The Element Of Freedom starts with a brief, silky spoken-word intro on the titular theme, which wouldn't sound out of place in the hippie musical Hair.

Although her lyrics tend to say it straight, Keys often falls into LA-therapy speak in interviews. For this album, she apparently "eliminated all of the boundaries and all the limitations, so that you can feel your freedom and express your freedom in every way you possibly can". Which is just a verbose way of telling us nothing.

However, freedom is the last thing she is celebrating on Love Is Blind, on which she castigates herself in a tough, soulful voice that it's "too late" to do anything about falling in love with a wrong 'un – in her case, married rapper/producer Swizz Beatz.

She doesn't get any relief on the lighter, lyrical soul pop single Doesn't Mean Anything which revisits the romantic regret of If I Ain't Got You to diminishing returns.

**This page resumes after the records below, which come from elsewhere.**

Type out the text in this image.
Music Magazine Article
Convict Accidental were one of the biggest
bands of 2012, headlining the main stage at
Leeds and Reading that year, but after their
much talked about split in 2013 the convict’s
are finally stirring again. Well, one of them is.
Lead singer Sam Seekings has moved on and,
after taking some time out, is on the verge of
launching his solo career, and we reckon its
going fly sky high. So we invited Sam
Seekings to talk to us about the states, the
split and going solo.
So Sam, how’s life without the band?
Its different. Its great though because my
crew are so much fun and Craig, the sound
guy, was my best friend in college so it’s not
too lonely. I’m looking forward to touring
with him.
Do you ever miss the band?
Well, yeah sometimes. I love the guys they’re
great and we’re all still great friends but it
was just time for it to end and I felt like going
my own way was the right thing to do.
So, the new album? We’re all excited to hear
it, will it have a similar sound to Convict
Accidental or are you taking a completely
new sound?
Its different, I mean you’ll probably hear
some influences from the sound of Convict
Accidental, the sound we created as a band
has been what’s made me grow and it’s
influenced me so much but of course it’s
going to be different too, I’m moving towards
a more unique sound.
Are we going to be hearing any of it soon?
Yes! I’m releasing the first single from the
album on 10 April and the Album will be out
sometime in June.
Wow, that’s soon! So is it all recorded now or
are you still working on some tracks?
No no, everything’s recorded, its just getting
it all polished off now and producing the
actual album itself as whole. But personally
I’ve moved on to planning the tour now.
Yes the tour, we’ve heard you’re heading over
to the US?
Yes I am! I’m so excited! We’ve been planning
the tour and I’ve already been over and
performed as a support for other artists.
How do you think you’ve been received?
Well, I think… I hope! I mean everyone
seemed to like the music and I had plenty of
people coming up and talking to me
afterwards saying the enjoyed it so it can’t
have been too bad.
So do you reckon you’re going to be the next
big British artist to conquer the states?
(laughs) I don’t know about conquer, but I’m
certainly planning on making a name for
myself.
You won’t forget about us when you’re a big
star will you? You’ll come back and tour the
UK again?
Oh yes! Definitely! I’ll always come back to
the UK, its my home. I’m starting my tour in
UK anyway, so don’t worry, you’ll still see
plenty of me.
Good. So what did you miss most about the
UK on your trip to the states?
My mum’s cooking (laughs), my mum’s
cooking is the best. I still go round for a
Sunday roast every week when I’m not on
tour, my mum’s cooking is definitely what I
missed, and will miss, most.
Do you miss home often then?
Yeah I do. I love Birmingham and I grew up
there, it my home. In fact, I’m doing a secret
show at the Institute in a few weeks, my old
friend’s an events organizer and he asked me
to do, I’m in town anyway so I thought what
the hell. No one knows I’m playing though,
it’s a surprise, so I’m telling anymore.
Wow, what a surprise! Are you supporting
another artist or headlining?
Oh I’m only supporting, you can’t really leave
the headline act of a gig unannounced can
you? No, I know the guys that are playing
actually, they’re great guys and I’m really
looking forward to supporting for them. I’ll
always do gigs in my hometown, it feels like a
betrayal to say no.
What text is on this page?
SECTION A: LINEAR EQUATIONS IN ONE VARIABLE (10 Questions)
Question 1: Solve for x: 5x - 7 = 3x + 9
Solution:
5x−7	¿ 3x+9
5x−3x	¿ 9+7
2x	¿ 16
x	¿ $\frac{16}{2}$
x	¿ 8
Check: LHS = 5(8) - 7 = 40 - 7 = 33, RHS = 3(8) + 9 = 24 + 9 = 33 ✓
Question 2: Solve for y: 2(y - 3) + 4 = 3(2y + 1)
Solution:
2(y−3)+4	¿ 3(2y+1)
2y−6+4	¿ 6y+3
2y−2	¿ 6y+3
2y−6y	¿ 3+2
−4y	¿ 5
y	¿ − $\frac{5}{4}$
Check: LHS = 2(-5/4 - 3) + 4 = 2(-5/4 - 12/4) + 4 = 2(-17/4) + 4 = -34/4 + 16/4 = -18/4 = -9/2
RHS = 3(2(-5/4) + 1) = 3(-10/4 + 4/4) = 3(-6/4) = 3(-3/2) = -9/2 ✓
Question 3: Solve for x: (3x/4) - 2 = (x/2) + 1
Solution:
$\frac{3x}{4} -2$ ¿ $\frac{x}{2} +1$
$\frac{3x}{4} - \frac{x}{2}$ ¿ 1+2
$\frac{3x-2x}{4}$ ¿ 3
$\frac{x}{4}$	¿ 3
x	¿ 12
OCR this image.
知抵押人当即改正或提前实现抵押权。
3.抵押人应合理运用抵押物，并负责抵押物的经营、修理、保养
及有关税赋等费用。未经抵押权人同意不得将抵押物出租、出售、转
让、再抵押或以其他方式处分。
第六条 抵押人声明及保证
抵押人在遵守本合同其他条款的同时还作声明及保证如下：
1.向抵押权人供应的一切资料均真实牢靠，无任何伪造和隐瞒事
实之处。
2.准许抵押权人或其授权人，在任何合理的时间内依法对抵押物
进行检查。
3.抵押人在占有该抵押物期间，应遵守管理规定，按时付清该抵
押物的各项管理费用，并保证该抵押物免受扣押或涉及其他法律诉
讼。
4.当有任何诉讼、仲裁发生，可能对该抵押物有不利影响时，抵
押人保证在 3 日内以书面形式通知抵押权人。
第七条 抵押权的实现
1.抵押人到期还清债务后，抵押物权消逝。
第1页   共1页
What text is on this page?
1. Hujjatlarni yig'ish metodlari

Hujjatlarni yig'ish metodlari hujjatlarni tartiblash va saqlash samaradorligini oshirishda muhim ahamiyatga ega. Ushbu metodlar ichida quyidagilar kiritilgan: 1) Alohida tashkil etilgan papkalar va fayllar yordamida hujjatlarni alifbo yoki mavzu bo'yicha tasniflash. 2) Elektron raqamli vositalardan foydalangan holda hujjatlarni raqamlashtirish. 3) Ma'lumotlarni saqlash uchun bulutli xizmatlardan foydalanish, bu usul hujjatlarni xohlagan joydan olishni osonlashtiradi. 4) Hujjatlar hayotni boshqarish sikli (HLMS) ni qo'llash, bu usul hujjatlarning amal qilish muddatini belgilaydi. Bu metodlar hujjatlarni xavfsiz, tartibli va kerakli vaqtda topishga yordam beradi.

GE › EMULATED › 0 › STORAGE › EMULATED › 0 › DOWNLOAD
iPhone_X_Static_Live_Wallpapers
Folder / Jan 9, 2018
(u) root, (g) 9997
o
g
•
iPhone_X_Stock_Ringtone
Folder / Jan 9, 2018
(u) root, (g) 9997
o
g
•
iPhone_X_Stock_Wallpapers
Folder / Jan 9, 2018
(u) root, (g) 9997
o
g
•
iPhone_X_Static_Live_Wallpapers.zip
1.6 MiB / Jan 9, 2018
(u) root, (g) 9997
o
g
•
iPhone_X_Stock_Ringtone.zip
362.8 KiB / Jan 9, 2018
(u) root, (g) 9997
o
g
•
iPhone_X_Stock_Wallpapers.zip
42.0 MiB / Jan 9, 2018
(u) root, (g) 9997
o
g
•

It's not the most scintillating taster for the album; she establishes her point quickly, then spins it out for four and a half minutes.

Much of The Element Of Freedom is taken up with the pros and cons of romantic love. In some respects, Keys is a jobbing songwriter, sticking to the safe subjects and composing to a formula. With its "inspirational" lyrics and gospel-choir backing, How It Feels To Fly must be in contention as a future X Factor winner's single, while the Saturdays probably can't wait to get their mitts on the girly pop ballad Distance and Time, which measures devotion in typically hyperbolic dimensions.

She also trots out the "if I can make it there" truisms associated with her native New York on Empire State of Mind, expanding her soaring/strained (take your pick) chorus for the Jay-Z single into a full song.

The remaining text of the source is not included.